Ścieżka
Ścieżka.
Jak długo potrwa zanim się nauczę ? Ile czasu potrzebuję by pracować sprawnie ? Ile czasu zajmuje wypracowanie własnego stylu ? Jakimi sposobami mogę podnieść kompetencje potrzebne by robić bardziej zaawansowane prace?
Podobno dobry trener na większość pytań odpowie „to zależy”… W wypadku tych pytań też bym tak odpowiedział.
Zależy od tego co chcesz robić z kim (jakimi grupami ) i w jakim celu? Poniżej opiszę jedną ze ścieżek rozwoju trenera.

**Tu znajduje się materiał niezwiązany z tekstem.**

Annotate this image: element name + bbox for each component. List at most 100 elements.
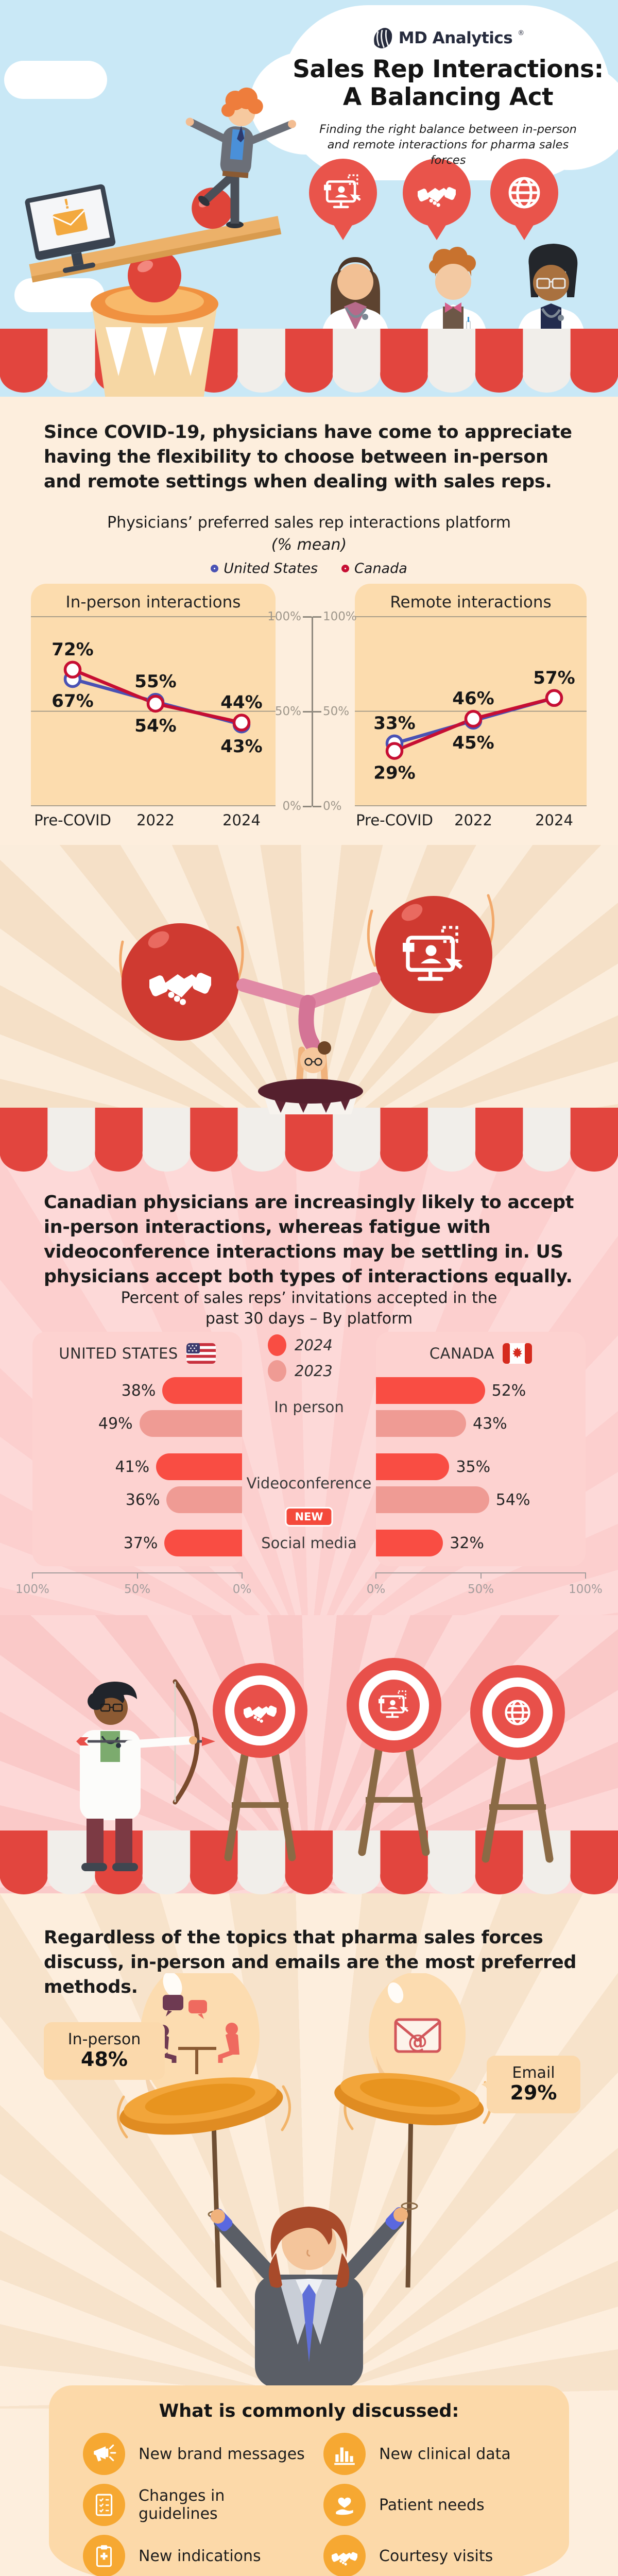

Na początek. Prowadzenie szkoleń z tematyki bardziej twardej, takich jak np. wiedza o produkcie, procedur firmowych, przepisów to stosunkowo szybka ścieżka do pracy z grupami. Zwykle zleceniodawca dostarcza wytyczne do pracy bądź gotowy scenariusz. Zwykle możliwość ta jest dostępna w większych organizacjach. W zestawie jest czas na przygotowanie i osoba wspierająca a także inni już prowadzący tego typu prace grupowe, do których można się zwrócić z pytaniem. Do przeskoczenia jest opanowanie materiału i tremy przed wystąpieniem. Uważam, że to dobry sposób na wystartowanie na ścieżce trenerskiej. To start o dość ograniczonej przestrzeni kreatywnej, rzadziej dający możliwość rozwijania się dłużej. Jednak warto rozważać podjęcie go, ponieważ oparcie w innych oraz comiesięczne wynagrodzenia na początku tej drogi jest … ważne. Z doświadczenia i relacji innych osób wiem, że grupy uczestniczące w szkoleniach tego typu dają solidnie poczuć na czym ta praca polega (jeśli ktoś chce obserwować siebie i reakcje grup na swoje prowadzenie). Można też nawet w ramach narzucanych przez zleceniodawców poszerzać swoje kompetencje i realizować zadania z użyciem swoich własnych rozwiązań.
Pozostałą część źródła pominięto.